Articles parus dans Travailleurs immigrés en lutte, n° 28, 15 janvier-15 février 1979, p. 3-4.

Algérie : « surtout que l’ordre règne »

Depuis la mort de Boumédiène, la lutte pour le pouvoir bat son plein en Algérie. La presse à la solde du régime ne fait évidemment aucune allusion à cela, mais dans les coulisses, les magouilles vont bon train.

Officiellement, c’est le Conseil de la Révolution et le président intérimaire (Rabah Bitat pour 45 jours) qui assurent la « bonne marche des affaires » jusqu’à la désignation d’un nouveau président lors du congrès du FLN (congrès en cours de préparation). Officiellement aussi, l’unanimité et la cohésion règnent au sein de la clique dirigeante qui continuerait à œuvrer dans la ligne tracée par Boumédiène.
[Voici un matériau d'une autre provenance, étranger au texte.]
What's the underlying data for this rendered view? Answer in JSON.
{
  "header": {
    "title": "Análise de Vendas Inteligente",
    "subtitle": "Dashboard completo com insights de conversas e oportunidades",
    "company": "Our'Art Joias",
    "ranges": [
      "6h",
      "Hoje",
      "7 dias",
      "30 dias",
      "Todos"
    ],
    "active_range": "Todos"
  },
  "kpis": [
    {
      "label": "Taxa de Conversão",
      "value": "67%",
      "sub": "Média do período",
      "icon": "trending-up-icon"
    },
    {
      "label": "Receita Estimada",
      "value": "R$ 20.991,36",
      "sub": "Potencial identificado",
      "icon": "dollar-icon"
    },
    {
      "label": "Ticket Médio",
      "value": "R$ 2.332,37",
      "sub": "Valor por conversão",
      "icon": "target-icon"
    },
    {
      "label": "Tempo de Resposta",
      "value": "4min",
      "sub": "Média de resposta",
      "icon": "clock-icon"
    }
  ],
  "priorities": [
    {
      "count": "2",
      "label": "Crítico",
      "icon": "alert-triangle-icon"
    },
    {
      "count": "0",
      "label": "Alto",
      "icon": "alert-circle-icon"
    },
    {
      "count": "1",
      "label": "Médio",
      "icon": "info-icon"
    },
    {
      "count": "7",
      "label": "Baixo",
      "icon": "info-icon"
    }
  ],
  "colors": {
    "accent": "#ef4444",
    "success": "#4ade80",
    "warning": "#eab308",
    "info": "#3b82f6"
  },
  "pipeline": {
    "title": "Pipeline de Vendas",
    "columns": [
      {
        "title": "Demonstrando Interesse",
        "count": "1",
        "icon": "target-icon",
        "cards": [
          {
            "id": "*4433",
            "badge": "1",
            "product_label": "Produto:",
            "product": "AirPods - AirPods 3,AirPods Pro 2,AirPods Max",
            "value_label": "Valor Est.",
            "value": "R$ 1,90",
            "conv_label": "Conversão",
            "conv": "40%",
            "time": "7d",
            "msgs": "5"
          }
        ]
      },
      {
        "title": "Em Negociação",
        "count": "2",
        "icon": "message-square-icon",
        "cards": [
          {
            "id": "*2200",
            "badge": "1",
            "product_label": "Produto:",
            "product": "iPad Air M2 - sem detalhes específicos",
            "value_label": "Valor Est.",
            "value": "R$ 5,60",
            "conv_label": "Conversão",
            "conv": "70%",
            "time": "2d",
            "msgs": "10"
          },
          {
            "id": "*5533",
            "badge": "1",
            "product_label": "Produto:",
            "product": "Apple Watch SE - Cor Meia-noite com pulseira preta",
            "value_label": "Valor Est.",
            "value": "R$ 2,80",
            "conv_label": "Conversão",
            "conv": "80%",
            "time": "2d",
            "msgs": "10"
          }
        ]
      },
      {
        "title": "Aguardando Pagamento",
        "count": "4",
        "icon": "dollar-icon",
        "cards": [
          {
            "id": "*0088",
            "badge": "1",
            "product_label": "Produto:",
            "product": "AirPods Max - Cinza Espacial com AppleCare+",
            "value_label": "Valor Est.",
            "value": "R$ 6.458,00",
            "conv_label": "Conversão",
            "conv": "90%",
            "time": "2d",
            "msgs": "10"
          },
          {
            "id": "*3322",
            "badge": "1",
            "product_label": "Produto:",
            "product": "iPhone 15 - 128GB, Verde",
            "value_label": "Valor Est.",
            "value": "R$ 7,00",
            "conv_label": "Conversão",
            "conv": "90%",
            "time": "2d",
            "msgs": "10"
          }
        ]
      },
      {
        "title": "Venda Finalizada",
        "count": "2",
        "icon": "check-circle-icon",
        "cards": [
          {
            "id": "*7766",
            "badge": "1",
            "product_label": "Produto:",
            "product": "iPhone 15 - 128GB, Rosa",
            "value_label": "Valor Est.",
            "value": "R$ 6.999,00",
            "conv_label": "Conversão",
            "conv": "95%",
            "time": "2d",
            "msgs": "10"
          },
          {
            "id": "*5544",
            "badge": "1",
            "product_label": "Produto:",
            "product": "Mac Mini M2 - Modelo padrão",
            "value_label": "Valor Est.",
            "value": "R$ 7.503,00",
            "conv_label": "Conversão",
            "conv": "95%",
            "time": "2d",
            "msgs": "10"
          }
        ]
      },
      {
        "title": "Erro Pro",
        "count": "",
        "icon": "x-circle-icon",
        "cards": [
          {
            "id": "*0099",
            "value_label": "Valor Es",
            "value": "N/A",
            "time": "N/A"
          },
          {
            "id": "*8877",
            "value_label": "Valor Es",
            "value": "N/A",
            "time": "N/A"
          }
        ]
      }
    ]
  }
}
Or, malgré le silence total de la presse gouvernementale, il semblerait que plusieurs clans se disputent la succession. Les deux principaux étant celui des « boumédiennistes » orthodoxes, et celui des partisans d’une relative libéralisation économique. Le chef de file du premier clan serait Yayaoui, l’actuel chef du parti (soutenu par le PAGS), celui du second clan serait Bouteflika.

Il est évident que, vu le peu d’informations que l’on peut avoir sur les tripatouillages qui doivent avoir lieu dans les hautes sphères du régime, il est difficile d’être tout à fait affirmatif quant à la véracité de ce que nous venons d’évoquer ci-dessus. Il n’en reste pas moins que de toutes façons, la disparition de Boumédiène implique une lutte pour la succession, et que celle-ci, indépendamment des individus, (Bouteflika ou Yahyaoui, etc…), opposera au sein de la bourgeoisie les partisans d’une main-mise toujours plus grande de l’Etat sur l’économie, et les partisans d’une privatisation de l’économie, ou tout au moins d’une place plus grande faite aux capitalistes privés.

Actuellement, il est difficile de savoir laquelle des deux tendances s’imposera a l’autre ; on peut aussi envisager différentes formules intermédiaires, des compromis, etc…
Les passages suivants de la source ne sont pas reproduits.